Martin Luther King et Reinhold Niebuhr. Une rencontre possible


Au cours d’une période décisive de sa formation, Martin Luther King, le leader de la lutte pour l’émancipation des noirs américains, a longuement fréquenté la pensée de Reinhold Niebuhr, l’un des principaux représentants du réalisme politique libéral. Et en dépit de leurs positions différentes, les deux hommes se sont mutuellement influencés


par Gianni Dessì


Une image de Martin Luther King pendant le célèbre discours «I have a dream», Washington, 28 août 1963 <BR>[© Associated Press/LaPresse]

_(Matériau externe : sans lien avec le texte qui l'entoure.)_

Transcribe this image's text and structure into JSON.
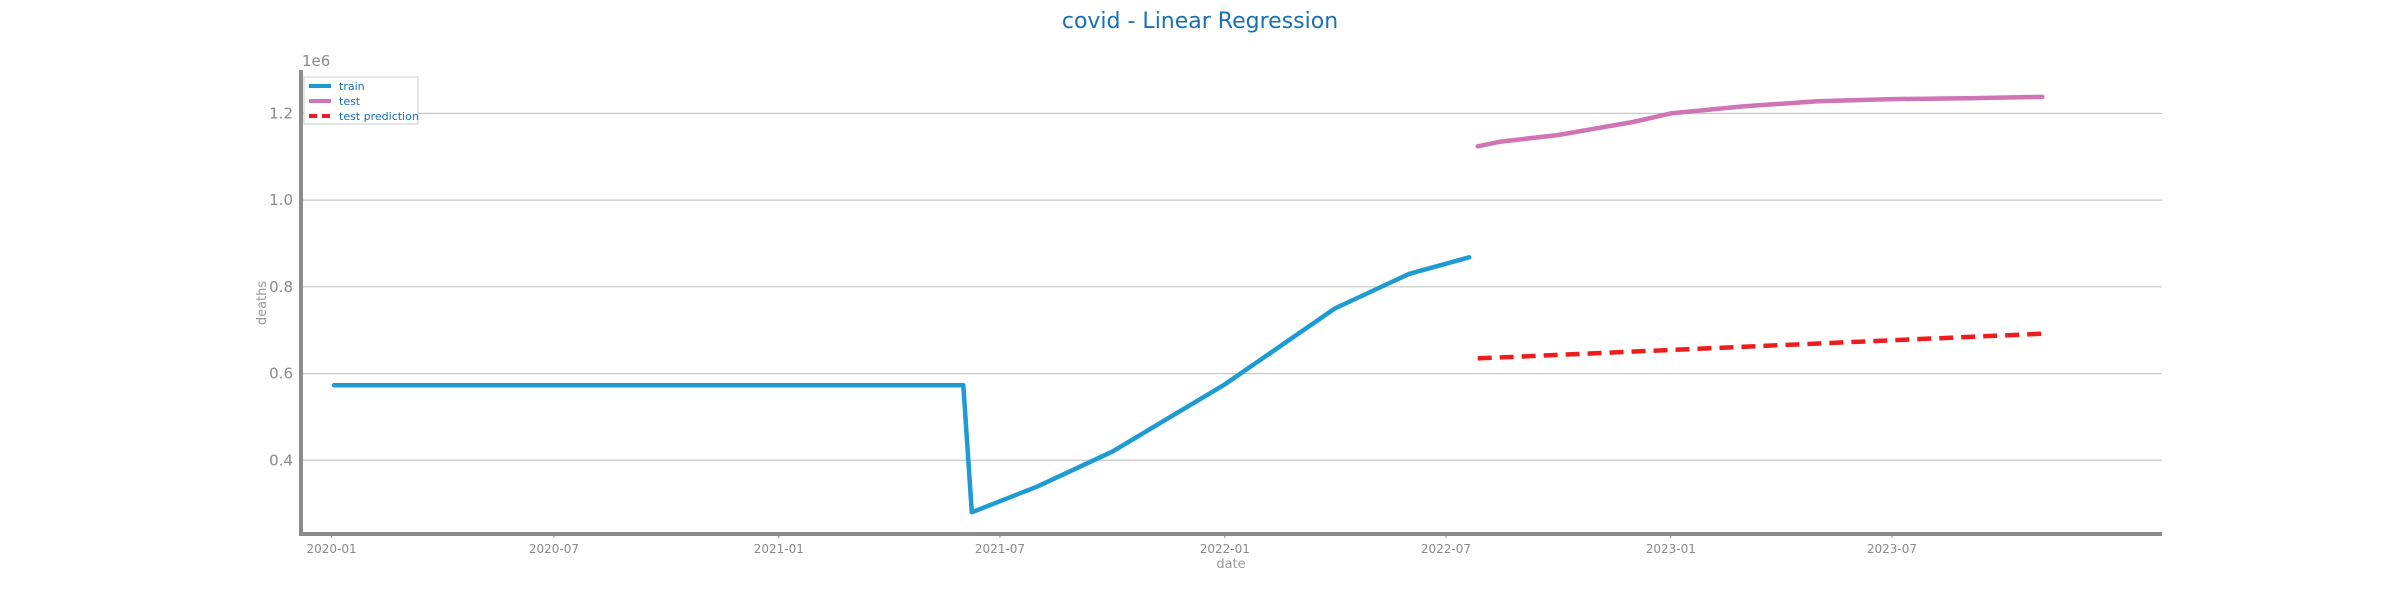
{
  "chart_data": {
    "type": "line",
    "title": "covid - Linear Regression",
    "xlabel": "date",
    "ylabel": "deaths",
    "y_offset_label": "1e6",
    "y_ticks": [
      "0.4",
      "0.6",
      "0.8",
      "1.0",
      "1.2"
    ],
    "x_ticks": [
      "2020-01",
      "2020-07",
      "2021-01",
      "2021-07",
      "2022-01",
      "2022-07",
      "2023-01",
      "2023-07"
    ],
    "ylim": [
      0.23,
      1.3
    ],
    "xlim": [
      "2019-12-07",
      "2024-02-07"
    ],
    "grid": "horizontal",
    "legend_position": "top-left",
    "series": [
      {
        "name": "train",
        "color": "#1f9bd3",
        "style": "solid",
        "x": [
          "2020-01-03",
          "2020-07-01",
          "2021-01-01",
          "2021-06-01",
          "2021-06-08",
          "2021-08-01",
          "2021-10-01",
          "2022-01-01",
          "2022-04-01",
          "2022-06-01",
          "2022-07-20"
        ],
        "y": [
          0.573,
          0.573,
          0.573,
          0.573,
          0.28,
          0.34,
          0.42,
          0.575,
          0.75,
          0.83,
          0.868
        ]
      },
      {
        "name": "test",
        "color": "#cf74b4",
        "style": "solid",
        "x": [
          "2022-07-27",
          "2022-08-15",
          "2022-10-01",
          "2022-12-01",
          "2023-01-01",
          "2023-03-01",
          "2023-05-01",
          "2023-07-01",
          "2023-09-01",
          "2023-11-01"
        ],
        "y": [
          1.124,
          1.135,
          1.15,
          1.18,
          1.2,
          1.216,
          1.228,
          1.233,
          1.235,
          1.238
        ]
      },
      {
        "name": "test prediction",
        "color": "#ee1c1c",
        "style": "dashed",
        "x": [
          "2022-07-27",
          "2023-11-01"
        ],
        "y": [
          0.635,
          0.692
        ]
      }
    ]
  }
}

Une image de Martin Luther King pendant le célèbre discours «I have a dream», Washington, 28 août 1963
[© Associated Press/LaPresse]

En avril 1952, Martin Luther King, âgé d’à peine vingt-trois ans, jeta sur le papier quelques idées sur la théologie de Reinhold Niebuhr: il devait en effet intervenir à un séminaire devant son professeur de Théologie systématique à l’université de Boston. Ces notes seront mises en ordre en mai suivant, sous le titre Le dualisme éthique de Reinhold Niebuhr et elles constitueront la base d’une conférence, La théologie de R. Niebuhr, tenue en juin 19541.
En outre, dans un écrit de septembre 1958 qui allait faire partie du livre Stride Toward Freedom, King consacrera un paragraphe, An encounter with Niebuhr, à essayer d’éclaircir les aspects pour lesquels il se sentait attiré par les positions de son aîné théologien2.
Ceci veut dire que d’avril 1952 à juin 1954, King, alors jeune étudiant en théologie, se plongea dans l’analyse des positions de Niebuhr; il revint ensuite en 1958 sur son rapport avec Niebuhr.
Il peut apparaître singulier aujourd’hui que le principal leader de la lutte pour l’émancipation des noirs américains, dont on se rappelle les célèbres paroles prononcées le 28 août 1963 à Washington, I have a dream, dans un discours où il exprimait le rêve d’une totale égalité raciale, se soit longtemps confronté, dans une période décisive de sa formation, avec Niebuhr, l’un des principaux représentants du réalisme politique libéral. En réalité, dans l’Amérique des années cinquante, le fait qu’un jeune étudiant en théologie se confronte avec Niebuhr était tout à fait normal.
En mars 1948, la couverture du Time avait été dédiée à Niebuhr. L’article qui expliquait ce choix, Faith for a Lenten Age, le présentait comme une inquiétante figure qui disait «de tous les muscles de son être, non à la conscience facile et au facile optimisme du protestantisme»3.
Niebuhr était au comble de sa notoriété: sa position apparaissait en mesure d’affronter la situation difficile et inédite d’incertitude dans laquelle se trouvait le peuple américain au lendemain de la seconde guerre mondiale. La rupture de l’alliance avec la Russie et la menace de destruction qu’aurait pu entraîner une guerre atomique créaient une situation spirituelle qui faisait contraste avec l’optimisme du protestantisme libéral. En outre, au moins aux yeux de Niebuhr, cela posait aussi des questions sur la signification de la grande diffusion de valeurs religieuses dans la culture américaine des années cinquante4. L’auteur de l’article du Time écrivait justement que la foi de Niebuhr «n’est certainement pas une foi faite pour des esprits faibles. C’est une foi faite pour une période d’épreuve»5.
Il n’est donc pas surprenant qu’à l’époque, King s’intéresse à Niebuhr: comme l’a d’ailleurs relevé Enrico Beltramini6, l’idée d’une séparation nette et schématique entre le King utopiste et le Niebuhr réaliste, ne résiste pas à une analyse un peu approfondie de quelques-uns des thèmes chers aux deux plus grands penseurs religieux de l’Amérique du vingtième siècle.
On ne peut cependant pas nier que, tout en partageant certains jugements sur la société et la religiosité américaine de ces années-là, les deux hommes expriment des divergences dues à des histoires personnelles différentes et à certaines positions théoriques précises.
Ceci ne les empêcha pas de dialoguer, au point que, s’il semble possible de parler d’une influence de Niebuhr sur King, peut-être le contraire est-il aussi vrai.
Reinhold Niebuhr pendant un cours à l’Union Theological Seminary de New York, photo de 1952 [© Getty images/Laura Ronchi]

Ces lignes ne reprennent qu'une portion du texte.